Record-Level Shuffle Buffer¶

shuffle_buffer_size=N adds a per-worker reservoir buffer holding N rows as an Arrow Table. Each output batch is drawn uniformly at random from the buffer, which is refilled from the source stream to maintain depth. Buffer is in-memory per worker — no IPC until the completed batch crosses the DataLoader pipe. Deterministic per shuffle_seed + epoch + worker_id.

Observability¶

WorkerMetrics exposes rows read, bytes read (estimated), files read, and elapsed seconds per worker. dataset.get_metrics() drains and returns results after each epoch. Optional tqdm progress bars via show_progress=True. Structured log lines at INFO level for split assignment, per-file completion, and epoch summary. Load-balance warning emitted when the max/min worker byte ratio exceeds 2×.

GCS and Azure Integration Tests¶

In-process MemoryFileSystem mock patches fsspec.url_to_fs for gs:// and az:// URIs, exercising the full PyFileSystem(FSSpecHandler(fs)) wrapping path in reader.py — the same code path taken by real gcsfs and adlfs, without requiring external infrastructure in CI.

V2 (Pending)¶

Row-Level Interleaving Across Files¶

Instead of finishing one file before starting the next, yield one batch from each open file in round-robin rotation. Breaks the within-split file ordering correlation that the shuffle buffer alone cannot eliminate when a worker has many small files assigned to it.

V3¶

Adaptive Dynamic Splitting¶

Rebalance splits across workers during iteration if some workers finish significantly faster than others. Useful for heterogeneous file sizes where static LPT scheduling still leaves some workers idle near the end of an epoch.

Memory-Aware Batching¶

Adaptive batch sizing based on available memory. Useful for workloads with variable row widths (e.g. embeddings with variable-length fields) where a fixed batch_size can trigger OOM on wide batches.

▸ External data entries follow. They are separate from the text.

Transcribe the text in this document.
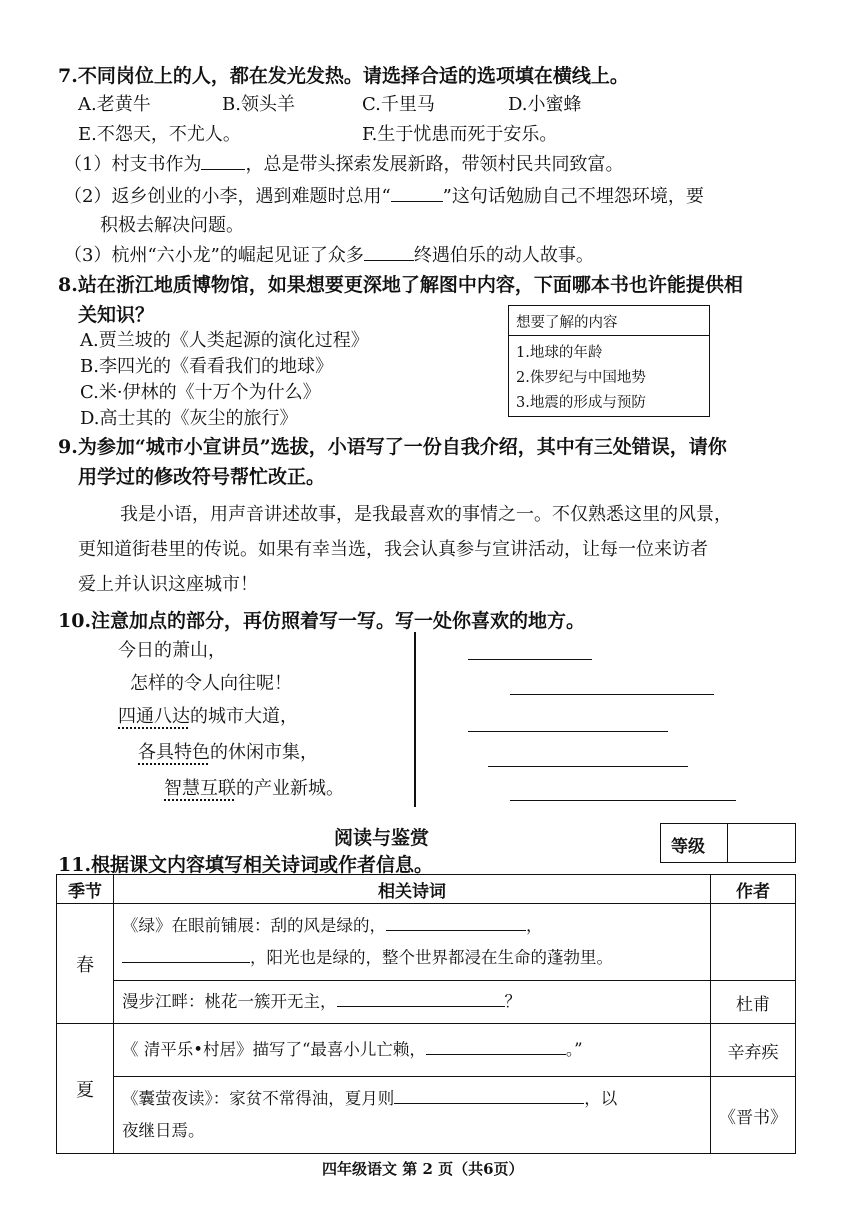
7.不同岗位上的人，都在发光发热。请选择合适的选项填在横线上。
A.老黄牛	B.领头羊	C.千里马	D.小蜜蜂
E.不怨天，不尤人。	F.生于忧患而死于安乐。
（1）村支书作为 ，总是带头探索发展新路，带领村民共同致富。
（2）返乡创业的小李，遇到难题时总用“	”这句话勉励自己不埋怨环境，要
积极去解决问题。
（3）杭州“六小龙”的崛起见证了众多	终遇伯乐的动人故事。
8.站在浙江地质博物馆，如果想要更深地了解图中内容，下面哪本书也许能提供相
关知识？
A.贾兰坡的《人类起源的演化过程》
B.李四光的《看看我们的地球》
C.米·伊林的《十万个为什么》
D.高士其的《灰尘的旅行》
想要了解的内容
1.地球的年龄
2.侏罗纪与中国地势
3.地震的形成与预防
9.为参加“城市小宣讲员”选拔，小语写了一份自我介绍，其中有三处错误，请你
用学过的修改符号帮忙改正。
我是小语，用声音讲述故事，是我最喜欢的事情之一。不仅熟悉这里的风景，
更知道街巷里的传说。如果有幸当选，我会认真参与宣讲活动，让每一位来访者
爱上并认识这座城市！
10.注意加点的部分，再仿照着写一写。写一处你喜欢的地方。
今日的萧山，
怎样的令人向往呢！
四通八达的城市大道，
各具特色的休闲市集，
智慧互联的产业新城。
阅读与鉴赏	等级
11.根据课文内容填写相关诗词或作者信息。
季节	相关诗词	作者
春	《绿》在眼前铺展：刮的风是绿的， ，
，阳光也是绿的，整个世界都浸在生命的蓬勃里。	

	漫步江畔：桃花一簇开无主， ？	杜甫
夏	《 清平乐•村居》描写了“最喜小儿亡赖， 。”	辛弃疾

	《囊萤夜读》：家贫不常得油，夏月则 ，以
夜继日焉。	《晋书》
四年级语文 第 2 页（共6页）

Schema Validation and Evolution¶

Enforce an expected schema at create_dataloader() time — validate column names, types, and nullability against a user-provided schema before iteration begins. Emit a clear error rather than a cryptic Arrow type mismatch mid-epoch. Also handle schema evolution across files in the same dataset (e.g. new columns added to later partitions).

Considered and Declined¶

Rust Backend¶

A Rust rewrite of the file-reading layer (decompression, Arrow conversion, scheduling) would add enormous implementation complexity. The bottleneck in cloud training is almost always network I/O latency, not CPU throughput — PyArrow's internals are already C++ and are not meaningfully slower than a Rust equivalent for I/O-bound workloads. The compressor that decompresses a Snappy-encoded row group in 2 ms versus 1 ms does not move GPU utilization when the preceding S3 GET took 80 ms. A Rust backend is the right answer if and only if decompression or Arrow conversion shows up as a CPU bottleneck in profiling — which it has not. Revisit if benchmarks show otherwise.

GPU-Aware Prefetch Scheduling¶

Dynamically adjusting prefetch depth based on GPU utilization feedback would require a tight coupling between the DataLoader and the training loop, turning a clean data-loading library into a training-loop framework. PyTorch's DataLoader prefetch queue already overlaps I/O with compute for the common case. Defer until there is evidence that static prefetch depth is a measurable bottleneck.

Query-Planner-Style Execution (`loader.filter().select().batch()`)¶

An execution-plan interface would require building an expression tree, an optimizer, and a physical plan evaluator — essentially writing a small query engine. Arrow and Parquet already support projection and predicate pushdown natively via columns= and filters=; there is no missing capability, only a more fluent API surface. The additional abstraction layer adds complexity without improving performance or expressiveness for the target workload. Not planned.